The nonprobability sampling designs, which fit into the broad categories of convenience sampling and purposive sampling.
As its name implies, convenience sampling involves collecting information from members of the population who are conveniently available to provide it. One would expect that the Pepsi Challenge contest was administered on a convenience sampling basis. Such a contest, with the purpose of determining whether people prefer one product to another, might be held at a mall visited by many shoppers. Those inclined to take the test might form the sample for the study of how many people prefer Pepsi over Coke or product X over product Y. Such a sample is a convenience sample.

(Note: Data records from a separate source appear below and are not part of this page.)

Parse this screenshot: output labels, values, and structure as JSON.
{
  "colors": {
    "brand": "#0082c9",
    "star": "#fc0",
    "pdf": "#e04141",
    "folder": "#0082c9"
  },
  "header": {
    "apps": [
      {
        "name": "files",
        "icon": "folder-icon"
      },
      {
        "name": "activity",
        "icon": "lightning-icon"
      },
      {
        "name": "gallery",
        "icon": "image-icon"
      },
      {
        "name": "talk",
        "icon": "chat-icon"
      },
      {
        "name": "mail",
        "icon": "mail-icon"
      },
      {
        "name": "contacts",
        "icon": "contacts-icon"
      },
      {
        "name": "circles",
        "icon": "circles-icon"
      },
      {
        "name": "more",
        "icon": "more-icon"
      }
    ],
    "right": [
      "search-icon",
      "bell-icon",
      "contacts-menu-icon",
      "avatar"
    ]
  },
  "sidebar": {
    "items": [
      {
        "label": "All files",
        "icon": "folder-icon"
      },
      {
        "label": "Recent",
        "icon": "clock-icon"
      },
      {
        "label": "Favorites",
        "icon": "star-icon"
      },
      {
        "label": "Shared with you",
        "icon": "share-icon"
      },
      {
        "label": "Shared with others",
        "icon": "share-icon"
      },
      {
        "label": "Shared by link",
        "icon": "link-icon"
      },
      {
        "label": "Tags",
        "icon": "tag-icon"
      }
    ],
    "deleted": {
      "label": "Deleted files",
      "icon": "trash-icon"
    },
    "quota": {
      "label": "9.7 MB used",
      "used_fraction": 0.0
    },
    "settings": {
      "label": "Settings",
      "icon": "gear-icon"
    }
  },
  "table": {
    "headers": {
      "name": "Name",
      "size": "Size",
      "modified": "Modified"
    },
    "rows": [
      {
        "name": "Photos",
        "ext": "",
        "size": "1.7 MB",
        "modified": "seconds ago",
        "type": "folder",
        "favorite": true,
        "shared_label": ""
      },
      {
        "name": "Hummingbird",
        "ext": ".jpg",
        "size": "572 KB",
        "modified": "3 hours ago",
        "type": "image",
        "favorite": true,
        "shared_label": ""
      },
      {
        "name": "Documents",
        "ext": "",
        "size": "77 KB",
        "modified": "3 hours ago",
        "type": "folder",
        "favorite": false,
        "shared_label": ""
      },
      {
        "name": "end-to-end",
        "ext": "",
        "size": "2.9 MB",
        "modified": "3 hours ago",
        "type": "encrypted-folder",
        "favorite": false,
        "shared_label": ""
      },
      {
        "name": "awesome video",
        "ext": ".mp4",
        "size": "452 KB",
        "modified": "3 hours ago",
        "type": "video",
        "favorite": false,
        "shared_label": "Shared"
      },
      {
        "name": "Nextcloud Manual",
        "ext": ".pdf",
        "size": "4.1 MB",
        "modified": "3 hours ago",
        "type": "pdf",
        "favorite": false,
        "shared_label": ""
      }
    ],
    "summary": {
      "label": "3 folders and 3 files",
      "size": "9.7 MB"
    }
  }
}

Instead of obtaining information from those who are most conveniently available, it might sometimes become necessary to obtain information from specific target groups. Here, the sampling is confined to specific types of people who can provide the desired information, either because they are the only ones who possess it, or conform to some criteria set by the researcher. This type of sampling – judgment sampling and quota sampling – will now be explained.
Judgment sampling involves the choice of subjects who are in the best position to provide the information required. For instance, if a researcher wants to find out what it takes for women managers to make it to the top, the only people who can give firsthand information are the women who have risen to the positions of presidents, vice presidents, and important top-level executives in work organizations. By virtue of having gone through the experiences and processes themselves, they might be expected to have expert knowledge and might perhaps be able to provide good data or information to the researcher. Thus, the judgment sampling design is used when a limited number or category of people have the information that is sought. In such cases, any type of probability sampling across a cross-section of the entire population is purposeless and useless.
Quota sampling, a second type of purposive sampling, ensures that certain groups are adequately represented in the study through the assignment of a quota. Generally, the quota fixed for each subgroup is based on the total numbers of each group in the population. However, since this is a nonprobability-sampling plan, the results are not generalizable to the population.